I’m sorry, but I don’t give a crap about race right now. I don’t care about my identity or my sexuality or my childhood. I don’t care about where I fit in or how I talk or whether or not people think I look Jewish.
Right now, I care about rent and management companies and applications. About co-ops and apartments and landlords. I care about inexpensive food and healthy meals. I care about exercise and physical therapy and healing from surgery. I care about root canals and crowns and Medicaid and medication.
Right now, I couldn’t care less about the shade of my skin or the tightness of my curl. My living room wall is covered with calendars, receipts and poetry. Each day when I get up my goal is to get at least one thing done that moves me forward, that brings me one step closer to my goals or pulls them closer to me. Each day when I get up my goal is to heal a little more, to settle a little further into this new body that is mine, that will always now be missing a chunk of the disc that used to cushion the space between L4 and L5. To guard against laziness, but give myself time. To listen and know when to say yes and when to say no. To do only what matters.
When I face my computer, my blog, my book, my thoughts blur. I see a jumble of past and present. I see fears and conflicting intentions. I see faces of strangers asking, “What is your memoir about?,” and faces of loved ones saying, “Good for you,” as their faces scrunch up wondering how they’ll be depicted. I see myself failing, receiving rejection after rejection. I see you waiting for a new post, thinking I have already failed. I see my once-a-week, Wednesday schedule disintegrating into dust as I languish on the sofa, painfully turning from the left to the right, straightening carefully as I stand, reluctantly, to go pee. I see my future children, becoming more of a dream and less of a reality.
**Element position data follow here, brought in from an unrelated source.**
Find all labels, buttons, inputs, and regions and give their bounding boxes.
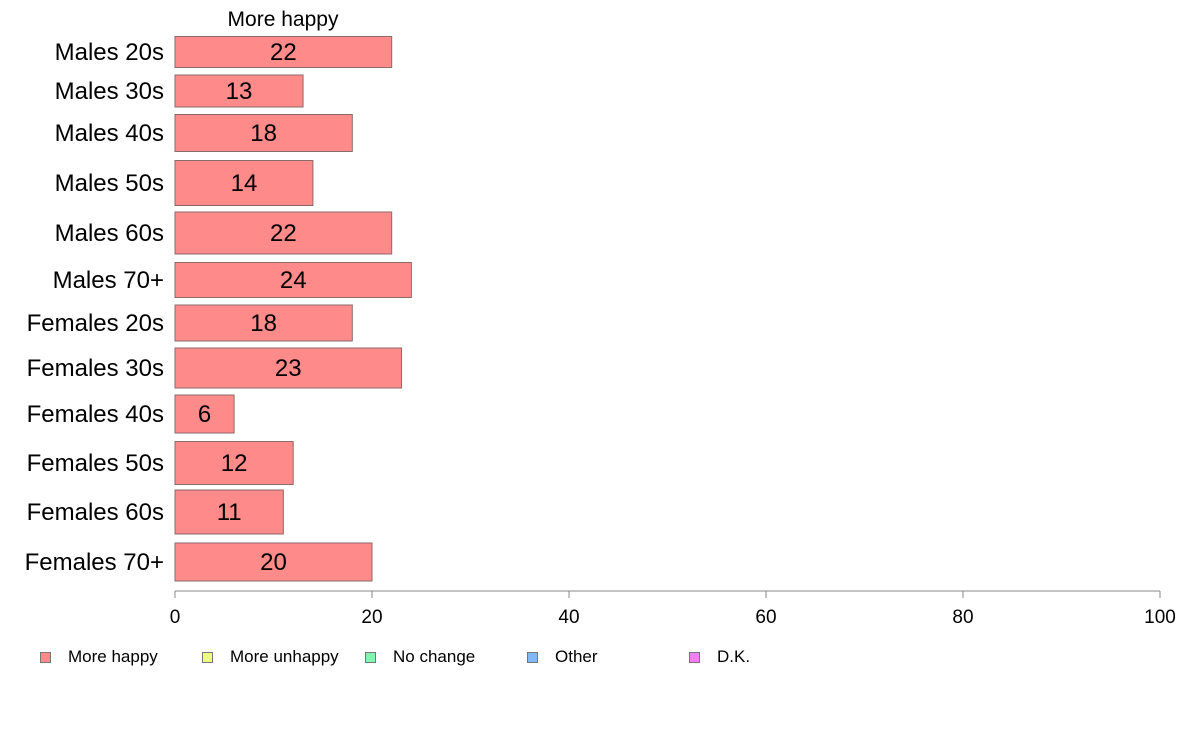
category-label: Males 70+ [53, 267, 164, 294]
x-tick-label: 60 [755, 607, 776, 628]
x-tick-label: 40 [558, 607, 579, 628]
bar [174, 262, 412, 298]
legend-swatch [527, 651, 538, 663]
bar-value-label: 6 [198, 401, 211, 428]
bar [174, 489, 284, 535]
bar-value-label: 11 [217, 499, 242, 526]
bar [174, 114, 353, 152]
x-axis: 0 20 40 60 80 100 [170, 590, 1176, 628]
category-label: Females 70+ [25, 549, 164, 576]
bar-value-label: 22 [270, 220, 297, 247]
legend-swatch [689, 651, 700, 663]
bar-value-label: 13 [226, 78, 253, 105]
x-tick-label: 20 [361, 607, 382, 628]
bar-value-label: 14 [231, 170, 258, 197]
bar [174, 394, 235, 434]
legend-label: No change [393, 647, 476, 666]
category-label: Females 30s [27, 355, 164, 382]
legend-item-more-unhappy: More unhappy [202, 646, 339, 668]
category-label: Females 50s [27, 450, 164, 477]
bar [174, 36, 393, 68]
legend-swatch [365, 651, 376, 663]
category-label: Males 40s [55, 120, 164, 147]
bar [174, 211, 393, 255]
legend-item-other: Other [527, 646, 598, 668]
legend-label: More happy [68, 647, 158, 666]
category-label: Females 40s [27, 401, 164, 428]
chart-title: More happy [228, 8, 339, 31]
legend-swatch [202, 651, 213, 663]
category-label: Males 30s [55, 78, 164, 105]
x-tick-label: 0 [170, 607, 181, 628]
category-label: Females 60s [27, 499, 164, 526]
category-label: Males 60s [55, 220, 164, 247]
bar [174, 347, 403, 389]
category-label: Females 20s [27, 310, 164, 337]
bar-value-label: 18 [250, 120, 277, 147]
x-tick-label: 100 [1144, 607, 1176, 628]
bar [174, 542, 373, 582]
bar-value-label: 22 [270, 39, 297, 66]
legend-item-dk: D.K. [689, 646, 750, 668]
category-label: Males 20s [55, 39, 164, 66]
bar [174, 74, 304, 108]
legend-label: Other [555, 647, 598, 666]
legend-label: More unhappy [230, 647, 339, 666]
legend-swatch [40, 651, 51, 663]
legend-label: D.K. [717, 647, 751, 666]
legend: More happy More unhappy No change Other … [0, 646, 1188, 668]
bar-value-label: 12 [221, 450, 248, 477]
bar-value-label: 20 [260, 549, 287, 576]
bar [174, 441, 294, 485]
bar-value-label: 24 [280, 267, 307, 294]
bar [174, 304, 353, 342]
bar-value-label: 23 [275, 355, 302, 382]
bar [174, 160, 314, 206]
legend-item-no-change: No change [365, 646, 475, 668]
bar-value-label: 18 [250, 310, 277, 337]
category-labels: Males 20s Males 30s Males 40s Males 50s Male… [25, 39, 164, 576]
legend-item-more-happy: More happy [40, 646, 158, 668]
x-tick-label: 80 [952, 607, 973, 628]
category-label: Males 50s [55, 170, 164, 197]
So you see, right now I don’t care about race. I don’t care about gender. I don’t care about how and when and why I came out.
Right now I care about craigslist ads and temp agencies, savings accounts and credit unions. I care about Occupy Wall Street and police brutality. I care about freelance work and staying open to possibilities. I care about my mental health, calling the doctor, and being where I’m supposed to be when I’m supposed to be there.
Right now I care about the changing leaves. About peaceful mornings and good nights sleep. I care about music and breath. Right now I care about love. I care about the fact that somehow, in the midst of chaos, I found out that there was love all around me. I care about concentrating on love and giving it room to multiply. I care about loving back.
I care about focusing on what’s good and not on what’s missing. I care about coming out of this very difficult year in one piece. Still black. Still white. Still mixed. Still female. Still queer. Still a writer.
Intact.
[visit my blog at www.whitegirlblackface.com]
Comment
Comment by Joy Amber on April 29, 2012 at 7:50am This is raw, real, and beautiful. I relate on so many levels; it would bore you to tears. I just posted a blog on Amberswann featuring India Aries,"Ready for Love" and her song would go perfect with this piece. This is what I am feeling. I am tired of caring about race, and everything you mentioned. I just found ME! I just found out I can love me; I can be in love with me, and it is a wonderful feeling. I have sat on the couch with self-hate zoned out on t.v. for years. There are so many other aspects of my life I want to focus on, that the other stuff just needs to take a hike.
Unlike you, I am struggling in the deep end with good husband and great kids holding on to the floaty...not the best idea I have ever had, but I was 21 and "knew it all." So am going in reverse and reading your truthful words gives me the light at the end of the long road, reminding me I am not alone. As soon I can get time, I must check out your work, you have a gift, keep spreading the truth!